Village in West Azerbaijan province, Iran

Zanjireh (زنجيره) (Note: Also romanized as Zanjīreh) is a village in Cheshmeh Sara Rural District of Qarah Quyun District in Showt County, West Azerbaijan province, Iran.

==Demographics==
===Population===
At the time of the 2006 National Census, the village's population was 58 in 15 households, when it was in Qarah Quyun-e Jonubi Rural District of the former Showt District in Maku County.
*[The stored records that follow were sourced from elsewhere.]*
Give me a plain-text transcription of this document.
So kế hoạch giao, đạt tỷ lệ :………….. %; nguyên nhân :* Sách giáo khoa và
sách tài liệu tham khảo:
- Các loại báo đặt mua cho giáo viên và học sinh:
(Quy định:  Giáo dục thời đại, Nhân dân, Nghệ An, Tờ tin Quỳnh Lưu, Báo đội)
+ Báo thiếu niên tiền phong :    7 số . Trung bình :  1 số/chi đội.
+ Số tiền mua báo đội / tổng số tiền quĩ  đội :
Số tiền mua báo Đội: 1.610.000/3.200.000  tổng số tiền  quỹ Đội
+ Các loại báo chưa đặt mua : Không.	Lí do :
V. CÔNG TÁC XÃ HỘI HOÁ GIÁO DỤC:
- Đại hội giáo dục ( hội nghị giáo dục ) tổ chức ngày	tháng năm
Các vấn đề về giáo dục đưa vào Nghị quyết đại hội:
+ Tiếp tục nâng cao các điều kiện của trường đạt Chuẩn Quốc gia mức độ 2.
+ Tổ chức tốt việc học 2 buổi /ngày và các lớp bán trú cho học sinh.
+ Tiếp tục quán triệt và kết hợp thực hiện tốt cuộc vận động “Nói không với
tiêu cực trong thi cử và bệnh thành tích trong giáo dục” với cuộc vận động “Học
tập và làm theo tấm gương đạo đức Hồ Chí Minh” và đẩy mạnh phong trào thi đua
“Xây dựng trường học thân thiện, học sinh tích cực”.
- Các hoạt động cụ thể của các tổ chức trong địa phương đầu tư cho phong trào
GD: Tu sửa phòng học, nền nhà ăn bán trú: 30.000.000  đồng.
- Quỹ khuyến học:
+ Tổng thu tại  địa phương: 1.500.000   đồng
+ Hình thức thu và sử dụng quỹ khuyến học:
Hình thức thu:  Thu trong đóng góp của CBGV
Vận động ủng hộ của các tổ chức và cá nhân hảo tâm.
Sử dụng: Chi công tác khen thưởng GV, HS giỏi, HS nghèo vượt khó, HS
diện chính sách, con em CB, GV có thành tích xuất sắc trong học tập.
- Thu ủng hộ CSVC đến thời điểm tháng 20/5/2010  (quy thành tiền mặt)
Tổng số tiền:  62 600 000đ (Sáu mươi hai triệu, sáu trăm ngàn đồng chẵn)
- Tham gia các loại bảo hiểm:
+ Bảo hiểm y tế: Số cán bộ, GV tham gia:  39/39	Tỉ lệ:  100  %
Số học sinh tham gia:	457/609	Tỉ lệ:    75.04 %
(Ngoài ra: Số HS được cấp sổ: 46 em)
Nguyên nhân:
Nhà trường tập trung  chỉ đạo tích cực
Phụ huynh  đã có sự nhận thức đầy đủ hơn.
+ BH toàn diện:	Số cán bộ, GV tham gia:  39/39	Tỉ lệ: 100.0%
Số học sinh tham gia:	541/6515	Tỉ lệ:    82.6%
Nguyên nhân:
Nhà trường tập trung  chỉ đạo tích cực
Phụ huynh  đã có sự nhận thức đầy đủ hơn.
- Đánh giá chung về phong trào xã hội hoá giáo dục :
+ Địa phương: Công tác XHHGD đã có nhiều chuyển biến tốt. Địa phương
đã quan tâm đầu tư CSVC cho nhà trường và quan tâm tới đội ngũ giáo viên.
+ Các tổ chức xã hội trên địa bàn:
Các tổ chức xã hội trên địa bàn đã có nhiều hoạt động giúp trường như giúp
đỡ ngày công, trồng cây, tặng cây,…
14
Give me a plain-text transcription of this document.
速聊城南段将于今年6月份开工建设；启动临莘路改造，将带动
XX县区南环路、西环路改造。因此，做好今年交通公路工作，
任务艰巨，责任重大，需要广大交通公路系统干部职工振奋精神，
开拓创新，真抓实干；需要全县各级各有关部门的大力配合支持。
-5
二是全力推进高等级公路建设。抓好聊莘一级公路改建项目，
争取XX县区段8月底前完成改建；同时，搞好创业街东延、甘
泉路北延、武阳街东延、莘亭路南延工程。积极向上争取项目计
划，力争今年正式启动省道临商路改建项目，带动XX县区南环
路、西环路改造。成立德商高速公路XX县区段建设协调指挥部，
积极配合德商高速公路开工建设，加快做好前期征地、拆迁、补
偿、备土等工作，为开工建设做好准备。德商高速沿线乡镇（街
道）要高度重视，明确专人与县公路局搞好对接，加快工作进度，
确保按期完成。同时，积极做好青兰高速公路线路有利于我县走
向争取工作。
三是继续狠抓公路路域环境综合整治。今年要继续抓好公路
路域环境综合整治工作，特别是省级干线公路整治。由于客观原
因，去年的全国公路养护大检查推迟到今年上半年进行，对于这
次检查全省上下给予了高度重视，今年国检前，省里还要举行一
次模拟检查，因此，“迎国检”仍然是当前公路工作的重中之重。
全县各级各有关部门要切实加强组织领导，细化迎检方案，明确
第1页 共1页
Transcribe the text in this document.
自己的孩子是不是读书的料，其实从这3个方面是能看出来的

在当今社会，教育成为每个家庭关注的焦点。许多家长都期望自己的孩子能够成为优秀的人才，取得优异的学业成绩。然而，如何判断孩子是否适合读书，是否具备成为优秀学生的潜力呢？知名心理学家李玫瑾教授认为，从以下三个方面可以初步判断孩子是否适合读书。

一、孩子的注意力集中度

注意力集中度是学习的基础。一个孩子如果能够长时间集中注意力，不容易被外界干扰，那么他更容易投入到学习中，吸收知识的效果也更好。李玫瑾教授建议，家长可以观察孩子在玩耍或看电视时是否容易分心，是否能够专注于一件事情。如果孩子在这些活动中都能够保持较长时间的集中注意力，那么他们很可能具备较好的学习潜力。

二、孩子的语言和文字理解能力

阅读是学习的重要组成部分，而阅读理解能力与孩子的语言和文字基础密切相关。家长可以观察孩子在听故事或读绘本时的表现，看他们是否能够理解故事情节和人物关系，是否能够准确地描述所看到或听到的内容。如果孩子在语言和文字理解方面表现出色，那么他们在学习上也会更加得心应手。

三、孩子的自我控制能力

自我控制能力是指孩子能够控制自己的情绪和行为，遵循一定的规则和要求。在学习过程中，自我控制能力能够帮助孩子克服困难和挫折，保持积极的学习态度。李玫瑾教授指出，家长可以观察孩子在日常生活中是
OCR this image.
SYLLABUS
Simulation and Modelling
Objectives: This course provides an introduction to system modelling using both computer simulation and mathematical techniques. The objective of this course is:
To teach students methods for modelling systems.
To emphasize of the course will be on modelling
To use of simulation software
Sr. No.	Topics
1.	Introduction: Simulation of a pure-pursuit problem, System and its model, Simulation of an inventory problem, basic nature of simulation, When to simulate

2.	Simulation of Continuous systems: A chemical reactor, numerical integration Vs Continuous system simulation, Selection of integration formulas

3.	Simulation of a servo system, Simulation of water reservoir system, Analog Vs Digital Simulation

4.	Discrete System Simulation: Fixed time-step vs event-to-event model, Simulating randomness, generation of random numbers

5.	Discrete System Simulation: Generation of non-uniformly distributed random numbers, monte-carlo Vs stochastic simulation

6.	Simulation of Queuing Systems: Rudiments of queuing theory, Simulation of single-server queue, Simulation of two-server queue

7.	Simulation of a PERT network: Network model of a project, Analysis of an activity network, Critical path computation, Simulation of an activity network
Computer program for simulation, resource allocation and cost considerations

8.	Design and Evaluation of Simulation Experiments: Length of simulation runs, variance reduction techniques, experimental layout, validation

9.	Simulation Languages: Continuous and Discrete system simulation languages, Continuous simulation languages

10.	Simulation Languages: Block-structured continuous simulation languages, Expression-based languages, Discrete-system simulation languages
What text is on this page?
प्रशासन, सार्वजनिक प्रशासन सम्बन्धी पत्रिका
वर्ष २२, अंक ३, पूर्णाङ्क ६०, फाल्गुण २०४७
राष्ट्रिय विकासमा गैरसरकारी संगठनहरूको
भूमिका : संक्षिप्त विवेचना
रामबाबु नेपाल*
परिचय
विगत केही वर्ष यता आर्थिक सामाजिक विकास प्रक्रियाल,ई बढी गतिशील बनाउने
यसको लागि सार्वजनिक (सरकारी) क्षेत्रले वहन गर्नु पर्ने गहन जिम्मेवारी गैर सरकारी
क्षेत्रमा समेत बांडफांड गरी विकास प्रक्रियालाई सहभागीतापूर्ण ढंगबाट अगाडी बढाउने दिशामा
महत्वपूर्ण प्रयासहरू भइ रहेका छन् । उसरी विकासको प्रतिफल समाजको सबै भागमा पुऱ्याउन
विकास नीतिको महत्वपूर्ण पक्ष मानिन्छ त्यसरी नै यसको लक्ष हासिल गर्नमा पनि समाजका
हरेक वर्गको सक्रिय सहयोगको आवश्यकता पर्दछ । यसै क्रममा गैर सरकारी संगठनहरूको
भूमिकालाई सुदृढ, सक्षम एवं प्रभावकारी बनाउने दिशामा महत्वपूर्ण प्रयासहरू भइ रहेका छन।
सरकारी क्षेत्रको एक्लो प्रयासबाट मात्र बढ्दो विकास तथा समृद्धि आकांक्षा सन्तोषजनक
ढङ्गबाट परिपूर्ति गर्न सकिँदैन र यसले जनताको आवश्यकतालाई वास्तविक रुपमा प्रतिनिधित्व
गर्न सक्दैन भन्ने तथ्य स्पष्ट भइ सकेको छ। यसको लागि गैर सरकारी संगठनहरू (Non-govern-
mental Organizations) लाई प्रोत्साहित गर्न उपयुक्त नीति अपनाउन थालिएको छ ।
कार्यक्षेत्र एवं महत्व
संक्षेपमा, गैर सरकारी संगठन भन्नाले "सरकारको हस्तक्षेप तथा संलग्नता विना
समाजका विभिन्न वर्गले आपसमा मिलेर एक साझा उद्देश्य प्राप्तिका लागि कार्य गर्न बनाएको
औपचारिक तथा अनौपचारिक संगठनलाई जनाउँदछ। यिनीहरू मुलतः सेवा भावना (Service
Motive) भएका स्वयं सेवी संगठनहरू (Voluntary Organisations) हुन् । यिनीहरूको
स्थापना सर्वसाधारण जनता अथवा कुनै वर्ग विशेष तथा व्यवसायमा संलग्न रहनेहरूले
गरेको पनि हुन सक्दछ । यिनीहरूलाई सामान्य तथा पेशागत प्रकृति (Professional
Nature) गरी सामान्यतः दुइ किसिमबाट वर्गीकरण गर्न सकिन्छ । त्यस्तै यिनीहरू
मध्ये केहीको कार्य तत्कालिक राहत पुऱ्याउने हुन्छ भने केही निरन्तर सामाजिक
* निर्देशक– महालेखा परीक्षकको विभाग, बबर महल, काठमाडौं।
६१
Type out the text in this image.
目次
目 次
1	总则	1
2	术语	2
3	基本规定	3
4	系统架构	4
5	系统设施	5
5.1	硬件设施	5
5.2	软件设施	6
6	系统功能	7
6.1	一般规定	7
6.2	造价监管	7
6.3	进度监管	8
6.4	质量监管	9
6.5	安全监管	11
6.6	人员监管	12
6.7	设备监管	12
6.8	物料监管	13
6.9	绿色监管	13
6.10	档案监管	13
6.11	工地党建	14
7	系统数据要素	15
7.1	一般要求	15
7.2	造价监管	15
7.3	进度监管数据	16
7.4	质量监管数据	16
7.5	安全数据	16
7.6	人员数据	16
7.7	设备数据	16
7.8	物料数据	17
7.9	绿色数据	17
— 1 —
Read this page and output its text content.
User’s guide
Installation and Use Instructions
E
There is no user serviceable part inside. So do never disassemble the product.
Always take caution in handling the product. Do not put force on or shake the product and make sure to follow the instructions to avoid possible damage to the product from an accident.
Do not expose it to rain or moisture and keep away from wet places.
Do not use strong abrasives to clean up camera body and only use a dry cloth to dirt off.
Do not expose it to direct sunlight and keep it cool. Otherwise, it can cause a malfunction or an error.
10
The following census in 2011 counted 41 people in 12 households, by which time the district had been separated from the county in the establishment of Showt County. The rural district was transferred to the new Qarah Quyun District, and Zanjireh was transferred to Cheshmeh Sara Rural District created in the same district. The 2016 census measured the population of the village as 58 people in 18 households.